Internet-Draft Mail Origin Headers December 2025
Sims Expires 14 June 2026 [Page]
Workgroup:
Network Working Group
Internet-Draft:
draft-simsnet-mail-headers-00
Published:
Intended Status:
Standards Track
Expires:
Author:
J. Sims
SIMS.NET Inc

The "HeaderWrittenBy" and "SendingSoftware" Mail Header Fields

Abstract

This document proposes two new, optional mail header fields.

These are intended to provide additional, simple-to-parse signals for mail filtering and analysis, to be used in conjunction with existing authentication mechanisms like DKIM.

Status of This Memo

This Internet-Draft is submitted in full conformance with the provisions of BCP 78 and BCP 79.

Internet-Drafts are working documents of the Internet Engineering Task Force (IETF).
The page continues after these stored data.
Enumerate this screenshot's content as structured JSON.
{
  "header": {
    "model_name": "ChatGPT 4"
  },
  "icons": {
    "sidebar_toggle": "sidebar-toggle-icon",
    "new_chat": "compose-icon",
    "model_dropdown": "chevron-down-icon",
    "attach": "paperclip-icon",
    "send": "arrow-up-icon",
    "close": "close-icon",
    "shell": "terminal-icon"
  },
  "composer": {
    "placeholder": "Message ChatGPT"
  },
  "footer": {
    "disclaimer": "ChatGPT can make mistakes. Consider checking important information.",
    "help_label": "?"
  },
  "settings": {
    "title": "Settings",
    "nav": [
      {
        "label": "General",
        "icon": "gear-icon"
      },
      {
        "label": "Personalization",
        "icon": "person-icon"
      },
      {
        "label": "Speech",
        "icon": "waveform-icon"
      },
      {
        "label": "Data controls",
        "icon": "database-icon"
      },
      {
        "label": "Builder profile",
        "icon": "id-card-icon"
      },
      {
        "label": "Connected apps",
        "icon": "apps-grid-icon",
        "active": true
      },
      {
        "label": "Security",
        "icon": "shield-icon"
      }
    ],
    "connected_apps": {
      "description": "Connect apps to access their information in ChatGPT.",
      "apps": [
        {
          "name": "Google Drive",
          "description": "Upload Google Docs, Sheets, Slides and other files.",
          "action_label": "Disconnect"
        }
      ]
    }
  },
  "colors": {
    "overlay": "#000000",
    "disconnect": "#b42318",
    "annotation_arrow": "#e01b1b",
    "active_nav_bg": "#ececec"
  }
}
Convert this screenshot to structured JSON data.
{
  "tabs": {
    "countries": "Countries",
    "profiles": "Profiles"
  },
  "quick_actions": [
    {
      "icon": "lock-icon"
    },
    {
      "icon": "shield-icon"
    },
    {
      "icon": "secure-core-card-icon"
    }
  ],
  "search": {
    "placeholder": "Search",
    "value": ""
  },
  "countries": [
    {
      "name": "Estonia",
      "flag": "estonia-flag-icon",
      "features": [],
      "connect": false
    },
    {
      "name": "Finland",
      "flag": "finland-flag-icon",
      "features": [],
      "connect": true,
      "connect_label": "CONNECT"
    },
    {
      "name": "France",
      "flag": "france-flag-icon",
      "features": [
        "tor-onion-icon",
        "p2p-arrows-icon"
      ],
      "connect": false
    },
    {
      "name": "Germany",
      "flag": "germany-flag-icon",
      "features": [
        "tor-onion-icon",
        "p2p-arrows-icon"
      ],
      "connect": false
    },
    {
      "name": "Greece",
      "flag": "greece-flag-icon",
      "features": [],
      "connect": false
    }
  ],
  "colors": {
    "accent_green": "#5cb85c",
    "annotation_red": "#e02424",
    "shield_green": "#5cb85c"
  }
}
Note that other groups may also distribute working documents as Internet-Drafts. The list of current Internet-Drafts is at https://datatracker.ietf.org/drafts/current/.

Internet-Drafts are draft documents valid for a maximum of six months and may be updated, replaced, or obsoleted by other documents at any time. It is inappropriate to use Internet-Drafts as reference material or to cite them other than as "work in progress."

This Internet-Draft will expire on 14 June 2026.

Table of Contents

1. Introduction

In modern email, the author-level header fields, such as From and Reply-To, are trivial to forge. This forgery is a cornerstone of phishing and spam. While a message's transport path is documented in Received headers, parsing these headers is notoriously complex and error-prone.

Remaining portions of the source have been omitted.